The index has increased by 18.1 percent since Obama took office, the highest increase under any president, making Obama the worst president for youth economic opportunity, according to the nonprofit that released the figure.

"Young people are suffering under this economy," said Ashley Pratte, program officer for Young America's Foundation, which developed the index and calculates it annually using federal statistics. "They're still living in their parent's basements, unable to find full-time jobs that pay them what they need in order to pay back their debt."

Youth unemployment in 2013 was 16.3 percent, and student loan debt came in at a record-breaking average of $29,400 last year, the foundation points out; what's more, each person's share of the roughly $17 trillion dollar national debt stands at its highest level ever: $52,948.

"We are racking up this huge tab," Pratte said in an interview Wednesday with The College Fix. "Young people have no part of this debt, but it's the generation that has to deal with it."

The foundation added 16.3, which represents youth unemployment, with 29.4 - the average 4-year- college loan debt - and 52.9, each person's national debt burden, to generate its 2013 figure of 98.6.

In 2012 it was 95.1, and the year before that 90.6. When Obama first took office in 2009, it was 83.5.

When President George Bush left office in 2008 - the index was 69.3. When the figure debuted in 1993, it came in at 53.1.

The foundation argues "there appears to be a statistically significant relationship between government expenditures and the Youth Misery Index."

The keyword is "opportunity." What the index truly represents is a snapshot of the state of opportunity available to young people to have it as good or better than their parents. The crushing student debt, we have already seen, means that young people - especially young married couples - will put off major purchases like home buying and new cars to deal with their college debts. And the looming national debt will have to be dealt with at some point - apparently not by this generation of politicians and voters.

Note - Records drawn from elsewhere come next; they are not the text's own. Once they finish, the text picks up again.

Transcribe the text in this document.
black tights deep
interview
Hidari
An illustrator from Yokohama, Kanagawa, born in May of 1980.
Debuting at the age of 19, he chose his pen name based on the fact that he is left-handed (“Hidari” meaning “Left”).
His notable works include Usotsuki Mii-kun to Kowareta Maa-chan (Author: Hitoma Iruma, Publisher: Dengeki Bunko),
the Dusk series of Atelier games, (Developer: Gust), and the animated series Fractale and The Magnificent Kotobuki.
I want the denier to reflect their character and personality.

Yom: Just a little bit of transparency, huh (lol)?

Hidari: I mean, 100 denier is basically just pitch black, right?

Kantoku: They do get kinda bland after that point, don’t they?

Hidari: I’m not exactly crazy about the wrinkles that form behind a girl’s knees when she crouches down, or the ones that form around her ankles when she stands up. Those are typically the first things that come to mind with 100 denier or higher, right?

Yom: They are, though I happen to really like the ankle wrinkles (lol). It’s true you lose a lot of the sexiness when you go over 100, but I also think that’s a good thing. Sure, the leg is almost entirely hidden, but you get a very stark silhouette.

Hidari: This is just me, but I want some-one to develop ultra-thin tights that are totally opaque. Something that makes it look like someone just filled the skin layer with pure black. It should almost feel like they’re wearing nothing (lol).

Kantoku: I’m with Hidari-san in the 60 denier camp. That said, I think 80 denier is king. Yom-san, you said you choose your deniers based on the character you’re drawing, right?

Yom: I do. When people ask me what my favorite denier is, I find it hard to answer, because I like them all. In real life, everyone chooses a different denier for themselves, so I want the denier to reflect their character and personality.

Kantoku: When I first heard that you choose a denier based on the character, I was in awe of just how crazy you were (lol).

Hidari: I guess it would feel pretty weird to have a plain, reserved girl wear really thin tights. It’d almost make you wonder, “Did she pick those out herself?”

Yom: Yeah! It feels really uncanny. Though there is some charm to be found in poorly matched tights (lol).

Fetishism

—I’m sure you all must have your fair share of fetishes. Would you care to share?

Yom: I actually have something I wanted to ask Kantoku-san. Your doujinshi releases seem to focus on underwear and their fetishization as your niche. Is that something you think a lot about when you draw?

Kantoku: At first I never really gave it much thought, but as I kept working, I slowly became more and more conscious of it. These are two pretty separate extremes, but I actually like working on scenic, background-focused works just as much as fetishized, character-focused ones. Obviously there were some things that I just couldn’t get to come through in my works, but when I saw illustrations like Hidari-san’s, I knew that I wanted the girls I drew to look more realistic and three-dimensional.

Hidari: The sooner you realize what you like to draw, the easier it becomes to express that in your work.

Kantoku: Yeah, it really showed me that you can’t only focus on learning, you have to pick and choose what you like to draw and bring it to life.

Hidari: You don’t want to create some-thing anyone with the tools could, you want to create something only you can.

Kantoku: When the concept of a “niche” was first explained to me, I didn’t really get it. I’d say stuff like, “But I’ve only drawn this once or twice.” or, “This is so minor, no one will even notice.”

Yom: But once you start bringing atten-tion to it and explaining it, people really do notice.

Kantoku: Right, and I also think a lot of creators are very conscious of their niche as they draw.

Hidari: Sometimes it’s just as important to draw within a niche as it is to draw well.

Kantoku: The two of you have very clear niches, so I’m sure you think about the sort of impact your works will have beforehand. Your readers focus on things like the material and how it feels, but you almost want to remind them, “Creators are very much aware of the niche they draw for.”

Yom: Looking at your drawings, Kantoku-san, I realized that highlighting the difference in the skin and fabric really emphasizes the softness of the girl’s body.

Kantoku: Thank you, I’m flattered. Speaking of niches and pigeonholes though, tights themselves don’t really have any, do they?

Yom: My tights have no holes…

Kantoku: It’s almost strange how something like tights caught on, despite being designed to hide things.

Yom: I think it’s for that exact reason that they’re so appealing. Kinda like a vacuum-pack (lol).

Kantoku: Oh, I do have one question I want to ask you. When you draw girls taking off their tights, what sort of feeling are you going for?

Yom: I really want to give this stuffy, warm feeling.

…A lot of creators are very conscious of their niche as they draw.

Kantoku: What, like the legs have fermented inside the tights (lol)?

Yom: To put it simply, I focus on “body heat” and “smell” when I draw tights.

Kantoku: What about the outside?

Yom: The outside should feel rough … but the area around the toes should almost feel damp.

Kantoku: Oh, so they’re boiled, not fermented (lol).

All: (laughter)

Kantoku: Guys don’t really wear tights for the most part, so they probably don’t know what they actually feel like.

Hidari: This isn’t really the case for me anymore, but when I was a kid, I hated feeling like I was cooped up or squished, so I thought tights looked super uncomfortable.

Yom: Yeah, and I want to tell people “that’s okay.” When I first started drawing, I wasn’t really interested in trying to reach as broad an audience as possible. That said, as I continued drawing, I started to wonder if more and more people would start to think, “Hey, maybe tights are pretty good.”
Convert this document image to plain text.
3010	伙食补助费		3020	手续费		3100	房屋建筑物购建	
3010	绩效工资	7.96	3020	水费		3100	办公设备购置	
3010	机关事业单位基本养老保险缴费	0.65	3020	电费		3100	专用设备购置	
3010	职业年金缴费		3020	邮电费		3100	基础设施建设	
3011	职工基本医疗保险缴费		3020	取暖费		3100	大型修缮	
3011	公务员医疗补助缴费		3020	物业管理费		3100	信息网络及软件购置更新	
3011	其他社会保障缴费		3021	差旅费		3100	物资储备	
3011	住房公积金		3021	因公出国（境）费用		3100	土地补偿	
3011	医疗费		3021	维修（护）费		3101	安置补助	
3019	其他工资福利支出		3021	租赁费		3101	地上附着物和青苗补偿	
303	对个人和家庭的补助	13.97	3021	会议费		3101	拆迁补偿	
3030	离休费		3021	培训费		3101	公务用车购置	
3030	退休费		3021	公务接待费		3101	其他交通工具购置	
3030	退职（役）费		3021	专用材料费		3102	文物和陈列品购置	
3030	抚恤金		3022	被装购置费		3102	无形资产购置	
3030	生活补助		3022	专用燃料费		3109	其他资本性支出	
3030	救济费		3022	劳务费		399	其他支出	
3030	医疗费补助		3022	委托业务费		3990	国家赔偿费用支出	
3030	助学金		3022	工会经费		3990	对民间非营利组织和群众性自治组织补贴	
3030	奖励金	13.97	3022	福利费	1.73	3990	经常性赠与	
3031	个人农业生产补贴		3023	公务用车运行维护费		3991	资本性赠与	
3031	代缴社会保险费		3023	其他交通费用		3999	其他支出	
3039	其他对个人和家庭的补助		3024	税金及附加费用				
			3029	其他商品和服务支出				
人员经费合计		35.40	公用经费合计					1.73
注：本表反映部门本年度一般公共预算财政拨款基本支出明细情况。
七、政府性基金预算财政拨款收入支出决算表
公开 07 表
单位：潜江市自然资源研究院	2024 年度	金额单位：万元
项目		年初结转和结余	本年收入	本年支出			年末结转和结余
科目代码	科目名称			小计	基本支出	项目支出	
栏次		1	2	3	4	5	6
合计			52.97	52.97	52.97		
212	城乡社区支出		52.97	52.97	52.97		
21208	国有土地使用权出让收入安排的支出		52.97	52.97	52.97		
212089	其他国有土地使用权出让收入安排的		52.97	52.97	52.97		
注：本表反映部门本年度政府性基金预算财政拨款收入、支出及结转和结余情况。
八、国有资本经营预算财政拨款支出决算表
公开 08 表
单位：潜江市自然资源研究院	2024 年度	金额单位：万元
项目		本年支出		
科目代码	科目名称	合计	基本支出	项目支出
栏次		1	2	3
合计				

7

Past societies that failed to offer young people a way up the ladder tend to see youth radicalized. A 2011 poll showed that a near majority of young people had a favorable view of socialism - at odds with the strong majority of Americans who don't. If we want to prevent a "lost generation" that becomes more amendable to big government solutions, opportunities must be created for young people so that they can move out of their parents home and begin their lives as independent adults.